Earlier today, Sullivan & Cromwell LLP released its report marking the completion of the firm’s eight-month investigation into allegations of past abuse at Yeshiva University High School for Boys. There are findings set forth in this report that serve as a source of profound shame and sadness for our institution. On behalf of the Board of Trustees and the entire University community, I express my deepest and most heartfelt remorse, and truly hope that our recognition of these issues provides some level of comfort and closure to the victims. Although we cannot change the past, we remain committed to making confidential counseling services available to those individual victims in the hope they can achieve a more peaceful future.
It is with them in mind that we move forward in continuing our efforts to lead our community away from a culture of apathy regarding issues of abuse and toward one of action, change and growth.
Today, the University is a safe place infused with a culture of warmth. For years we have enacted and enforced policies and procedures to protect our students and community members. We will continue to regularly review and, when appropriate, enhance those policies and procedures to ensure they always meet the standard of “best in class.” YU must continue to foster a culture of integrity, caring, responsiveness and, above all, place the safety of our students first.
The report includes important policy recommendations for YU’s high schools that will ensure that the absolute best policies, procedures, training and protections are in place. The University fully intends to implement each of these recommended actions, with the goal of maintaining an environment of safety already fortified by existing measures. We plan to continue to work with Lisa Friel, former chief of the Sex Crimes Bureau of the Manhattan District Attorney’s Office, to address any potential gaps in our existing policies and procedures at each of our schools, and we have asked Ms. Friel to oversee and ensure the full implementation of her recommendations.

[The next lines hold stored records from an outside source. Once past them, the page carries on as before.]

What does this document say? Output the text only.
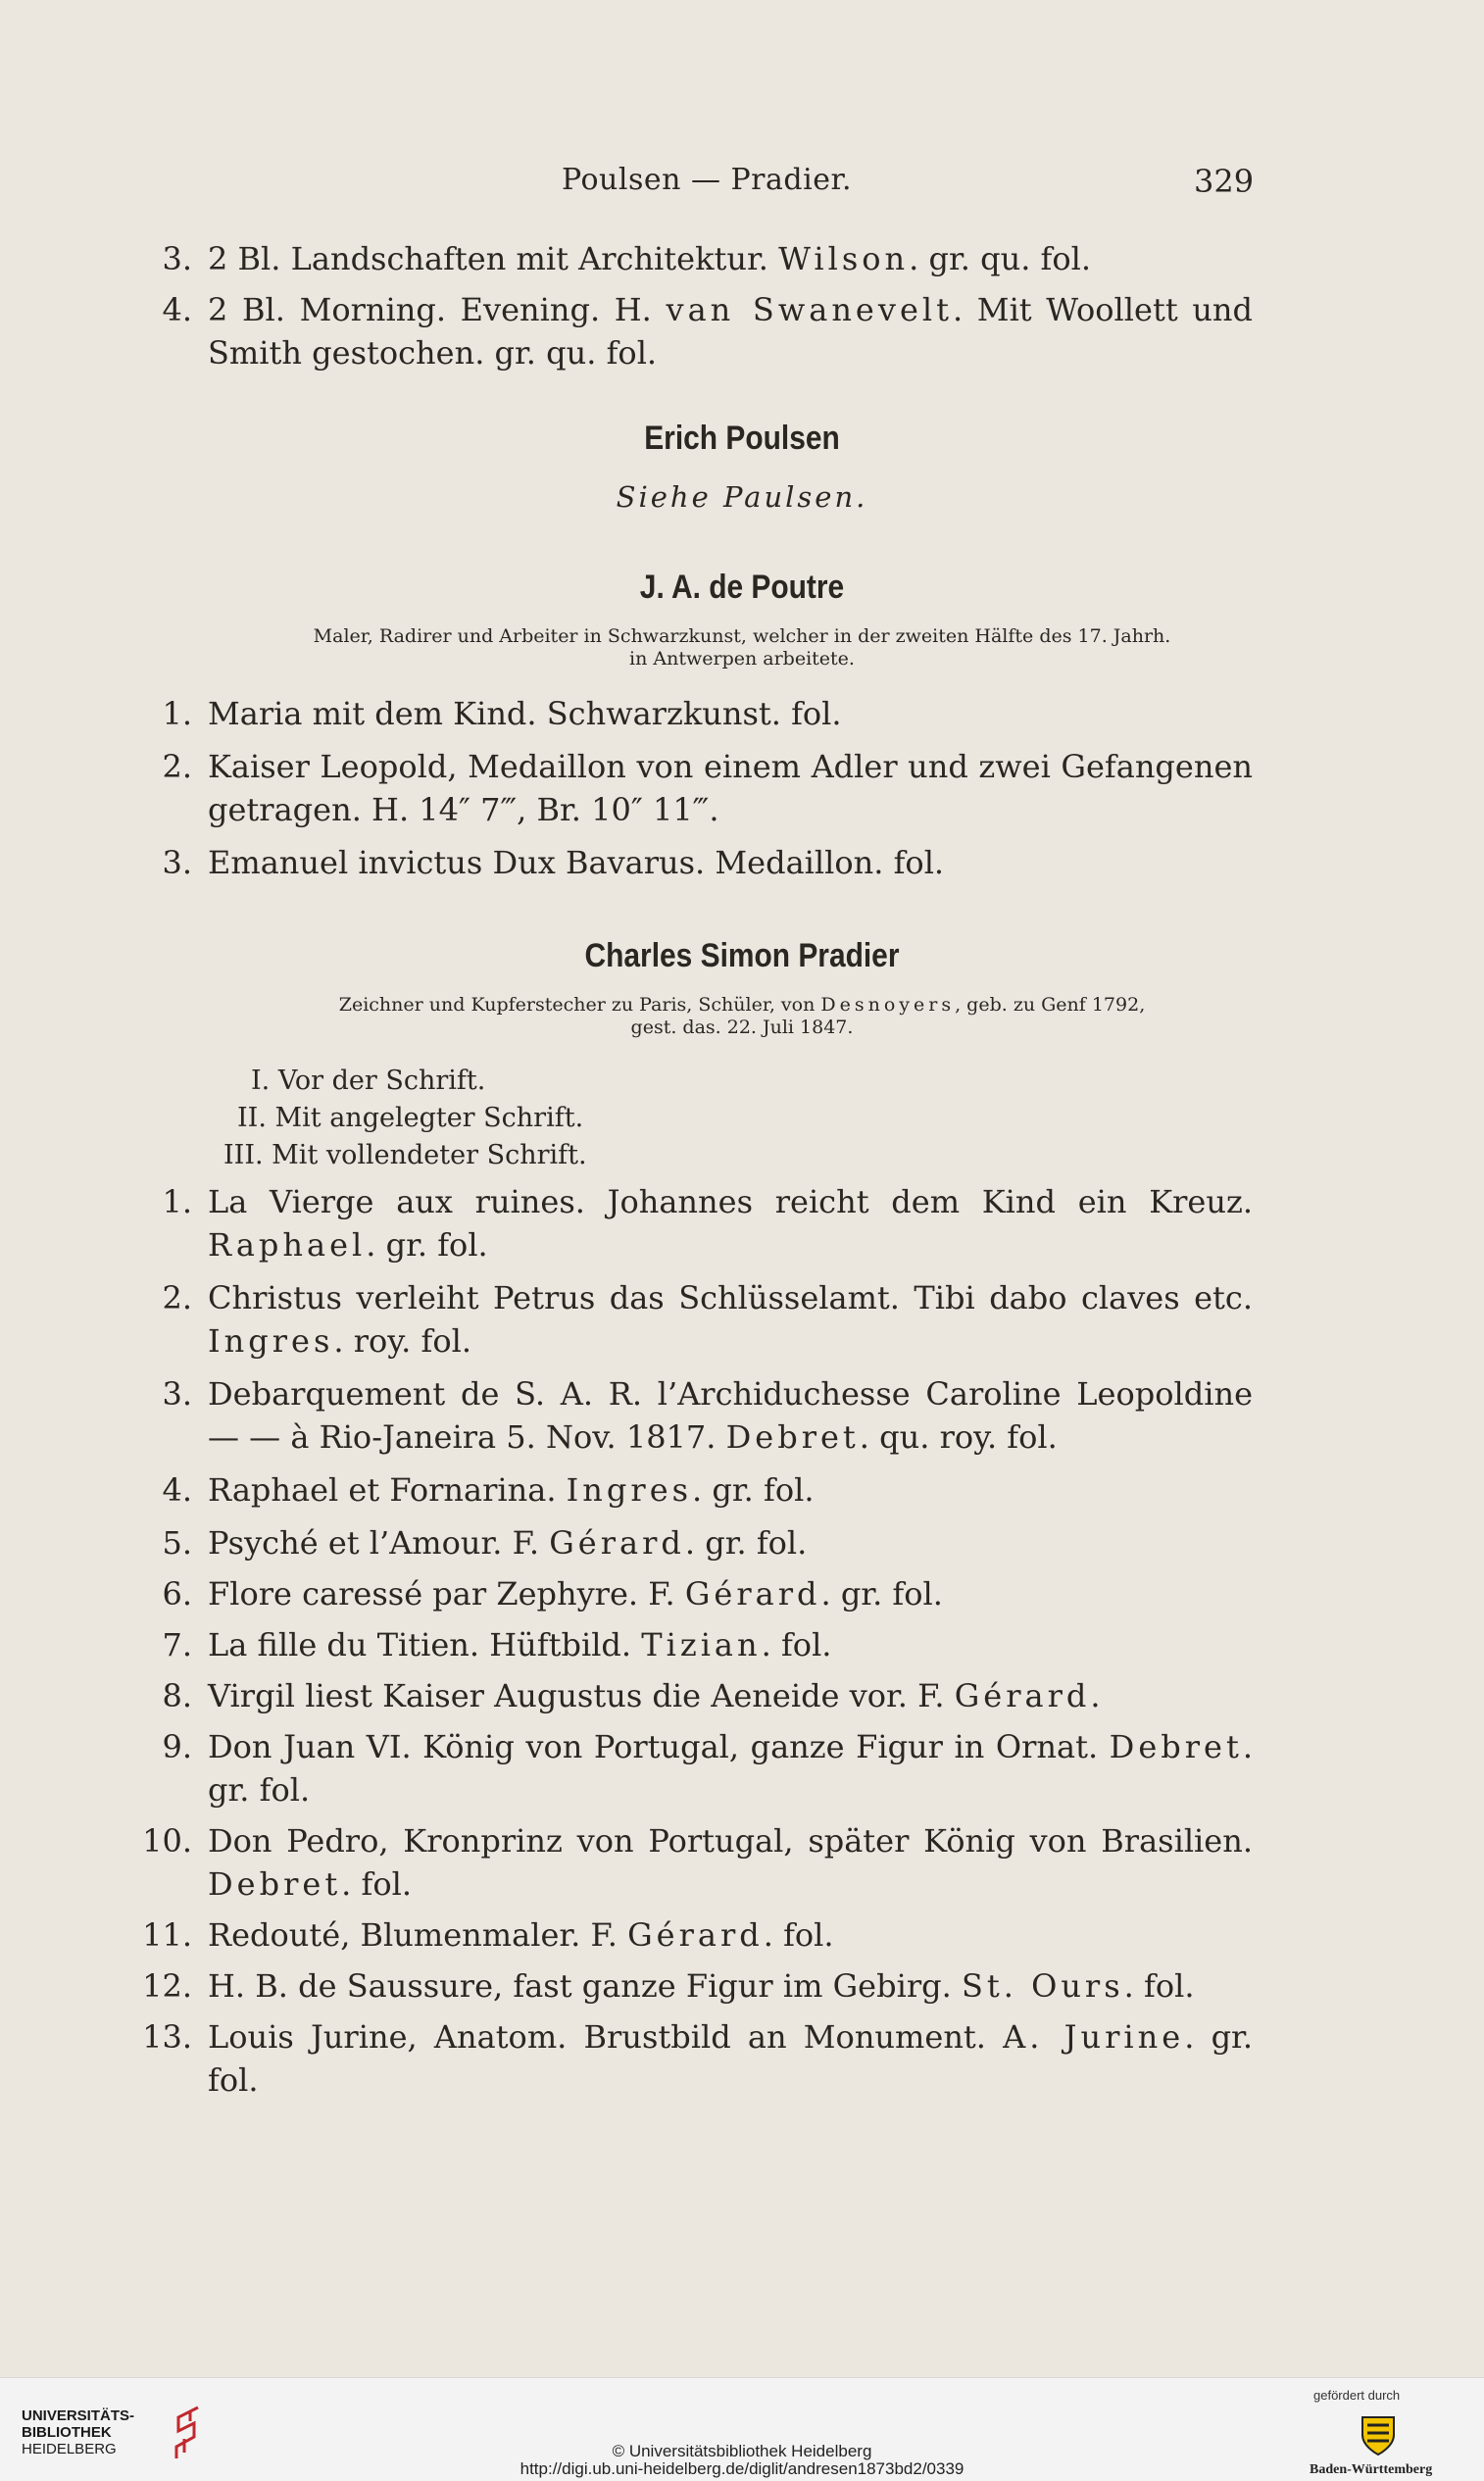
Poulsen — Pradier.	329
3. 2 Bl. Landschaften mit Architektur. Wilson. gr. qu. fol.
4. 2 Bl. Morning. Evening. H. van Swanevelt. Mit Woollett und Smith gestochen. gr. qu. fol.
Erich Poulsen
Siehe Paulsen.
J. A. de Poutre
Maler, Radirer und Arbeiter in Schwarzkunst, welcher in der zweiten Hälfte des 17. Jahrh.
in Antwerpen arbeitete.
1. Maria mit dem Kind. Schwarzkunst. fol.
2. Kaiser Leopold, Medaillon von einem Adler und zwei Gefangenen getragen. H. 14″ 7‴, Br. 10″ 11‴.
3. Emanuel invictus Dux Bavarus. Medaillon. fol.
Charles Simon Pradier
Zeichner und Kupferstecher zu Paris, Schüler, von Desnoyers, geb. zu Genf 1792,
gest. das. 22. Juli 1847.
I. Vor der Schrift.
II. Mit angelegter Schrift.
III. Mit vollendeter Schrift.
1. La Vierge aux ruines. Johannes reicht dem Kind ein Kreuz. Raphael. gr. fol.
2. Christus verleiht Petrus das Schlüsselamt. Tibi dabo claves etc. Ingres. roy. fol.
3. Debarquement de S. A. R. l’Archiduchesse Caroline Leopoldine — — à Rio-Janeira 5. Nov. 1817. Debret. qu. roy. fol.
4. Raphael et Fornarina. Ingres. gr. fol.
5. Psyché et l’Amour. F. Gérard. gr. fol.
6. Flore caressé par Zephyre. F. Gérard. gr. fol.
7. La fille du Titien. Hüftbild. Tizian. fol.
8. Virgil liest Kaiser Augustus die Aeneide vor. F. Gérard.
9. Don Juan VI. König von Portugal, ganze Figur in Ornat. Debret. gr. fol.
10. Don Pedro, Kronprinz von Portugal, später König von Brasilien. Debret. fol.
11. Redouté, Blumenmaler. F. Gérard. fol.
12. H. B. de Saussure, fast ganze Figur im Gebirg. St. Ours. fol.
13. Louis Jurine, Anatom. Brustbild an Monument. A. Jurine. gr. fol.
UNIVERSITÄTS-
BIBLIOTHEK
HEIDELBERG	© Universitätsbibliothek Heidelberg
http://digi.ub.uni-heidelberg.de/diglit/andresen1873bd2/0339
gefördert durch
Baden-Württemberg
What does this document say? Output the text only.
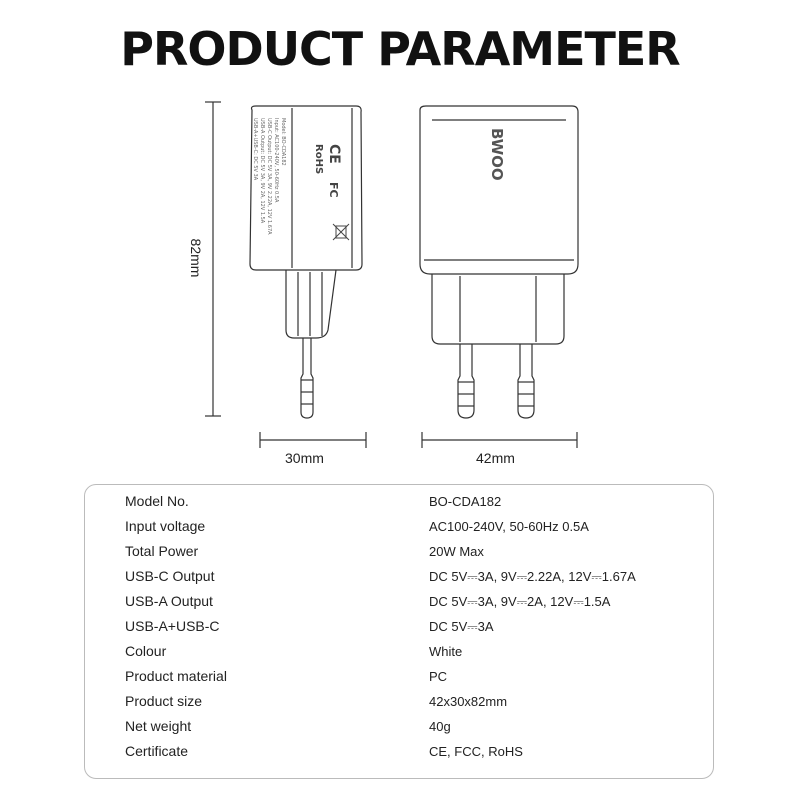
PRODUCT PARAMETER
CE
FC
RoHS
Model: BO-CDA182
Input: AC100-240V, 50-60Hz 0.5A
USB-C Output: DC 5V 3A, 9V 2.22A, 12V 1.67A
USB-A Output: DC 5V 3A, 9V 2A, 12V 1.5A
USB-A+USB-C: DC 5V 3A	BWOO
82mm
30mm	42mm
Model No.	BO-CDA182
Input voltage	AC100-240V, 50-60Hz 0.5A
Total Power	20W Max
USB-C Output	DC 5V⎓3A, 9V⎓2.22A, 12V⎓1.67A
USB-A Output	DC 5V⎓3A, 9V⎓2A, 12V⎓1.5A
USB-A+USB-C	DC 5V⎓3A
Colour	White
Product material	PC
Product size	42x30x82mm
Net weight	40g
Certificate	CE, FCC, RoHS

It remains our desire to continue to help the broader community grow from such experiences. Using our resources and the talents of our experts and educators, YU will launch new efforts to supplement our existing programs and to strengthen awareness of, and to combat, abuse in our community. As a Torah-informed institution, imbued with the sacred values of our tradition, we pledge sustained commitment to our many programs that already prepare individuals to make the right choices and help others, among them:
• Required coursework addressing the role of rabbis in identifying and preventing child abuse, for all ordination candidates at YU’s affiliated Rabbi Isaac Elchanan Theological Seminary.
• The Comprehensive Abuse Response Education (CARE) program at YU’s Institute for University-School Partnership, which works with day schools around the country to help keep children safe in their schools by addressing abuse issues with research, training and consultation.
• New York State workshop and certification in preventing and identifying child abuse, offered through our Azrieli Graduate School of Jewish Education and Administration.
• Continuing educational programs for rabbis and rebbetzins, including a certificate program, to help them recognize and address all forms of abuse in their communities, offered through our Center for the Jewish Future (CJF). The CJF has also developed a curriculum called “Life Values and Intimacy Education: Health Education for the Jewish School,” which is currently taught in numerous day schools around the country.
• Pre-trip training for individuals leading service learning trips and missions that teach them how to recognize warning signs of child abuse and appropriately report concerns to authorities.
In addition, we plan to work with Ms. Friel and other University resources in assisting day schools, synagogues, summer camps and communal organizations around the country in addressing the issue of abuse.
Sullivan & Cromwell’s investigation and report serve as an important reminder to learn from the past and take responsibility for our future. We must fulfill our mandate to model the finest moral and ethical behavior for the many who look to Yeshiva University to lead, and to serve as a source of light unto the world.
We currently find ourselves on the eve of the Yamim Noraim, our High Holiday season. Our tradition describes that on Yom Kippur, Moses descended from Mt. Sinai with the second set of luchot, the Ten Commandments. These tablets differed from the first in that they were written by God and yet fashioned by Moses. In other words, they represented a true partnership between man and the Transcendent, between humanity and the Creator, in ensuring integrity and goodness on this earth.
In the season of introspection, we must fortify that relationship by recommitting to the ongoing work of creation. If our future is to align with the ethical and personal imperatives of our sacred Torah, then we must not wait – we must make it so, not merely in word but in action. This is our duty. This is what we teach our children. This is what we must remind each other as a community of aspiration.
God willing, Yeshiva University and communities everywhere will persevere with an unwavering commitment to protect our children as they themselves develop into the stewards of tomorrow.